Yes I have noticed that a significant win with good KDR will still result in a negative glicko. When I finally get a large + glicko I find that I have to score 2/3K more than others in the server.
The more players you play, the more accurate the rating is. Playing the same 10 player 100000 times won't do any good.
This is very hard to avoid in Australia when we only have enough for 2 servers so getting a massive kill death ratio will be the only way to significantly jolt into higher elo? I have seen some players who are quite average in skill, gain 400+ elo in a single map, even though they were mid table KDR and points :/
luck of the irish
You don't get completely stuck. I keep a minimum RD of 30 atm, which still leaves room for reasonable changes.
The problem is that the initial RD of 350 allows changes that are way too large. When I recalculate the data the next time, I'll most likely lower this or add some other measure to prevent severe overshooting (e.g. a 1500 player with RD 350 beating 5 players with 2200 could gain 1200 in a single match)
What is the minimum number of rounds? And am I just a victim of anecdotal, I notice when it matters to me?
the "perf" value is scaled up from your played rounds to the total rounds, so on paper the number of rounds you played should not matter.

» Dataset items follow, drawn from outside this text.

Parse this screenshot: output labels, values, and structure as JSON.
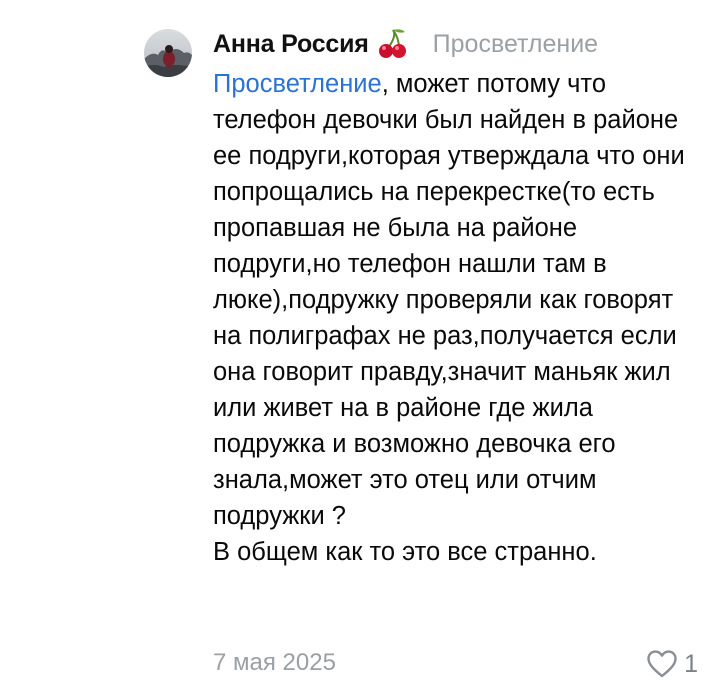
{
  "comment": {
    "author_name": "Анна Россия",
    "author_emoji_icon": "cherries-icon",
    "reply_to": "Просветление",
    "mention": "Просветление",
    "text": ", может потому что телефон девочки был найден в районе ее подруги,которая утверждала что они попрощались на перекрестке(то есть пропавшая не была на районе подруги,но телефон нашли там в люке),подружку проверяли как говорят на полиграфах не раз,получается если она говорит правду,значит маньяк жил или живет на в районе где жила подружка и возможно девочка его знала,может это отец или отчим подружки ?\nВ общем как то это все странно.",
    "date": "7 мая 2025",
    "likes": "1",
    "like_icon": "heart-outline-icon"
  },
  "colors": {
    "mention": "#2a72d4",
    "muted": "#9aa0a6",
    "text": "#0a0a0a"
  }
}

people will change behavior as soon as they know they are being observed - and that change is quite often based on wrong assumptions than on actual facts. even if i spent the rest of my lifetime tweaking this system, the amount of criticism would stay the same.
i wanted to create a system for shuffling teams better than QL's 50/50 random generator. for that the ratings are good enough. beyond that, i don't care much.
And don't get me wrong, I think you have done a good job. I think in general, CA glicko's (given time) are a decent representation of someone's expected performance, and usually result in decent teams. There are many caveats on that last point, but they pretty much all rely on people acting as they should - ie. playing their best, not quitting, not sooking, not increasing teamsize mid game and stacking teams, etc etc.
Keep up the good work.
kiss hug,
Anonymous
you can end up first on scoreboard or 2nd win the round and lose elo against players with average 400 + elo than what you have
it doesn't work at all, the new rating
used to play alot higher in terms of elo but how can you even consider climbing if you #1 on scoreboard and still lose elo for that?
Dexxa
With the QLRanks method there was always a rule of diminishing returns. It would be: Start out, win lots, get high ELO, then the ranking system would always put you on the worst possible team because it automatically thinks you're a one man super hero, you lose, then your ELO stays the same forever. You might say 'well that's just your level' but what the systems don't understand is how QL works (especially in CA) with player mixes. It's far to ignorant to just match ELO vs ELO, because one mans ELO is different to another and was obtained with different styles of play and tactics.
For instance you could have 4v4: 3x 1800elo aggressive style 1x 1800elo defensive style - vs - 3x 1800elo defensive style and 1x 1800elo aggressive style. This will cause completely different outcomes which have nothing to do with their rating, which is why I think ELO in Quake is fundamentally flawed.
Sometimes QLStats shuffles are very odd, but seem a whole lot better than QLRanks.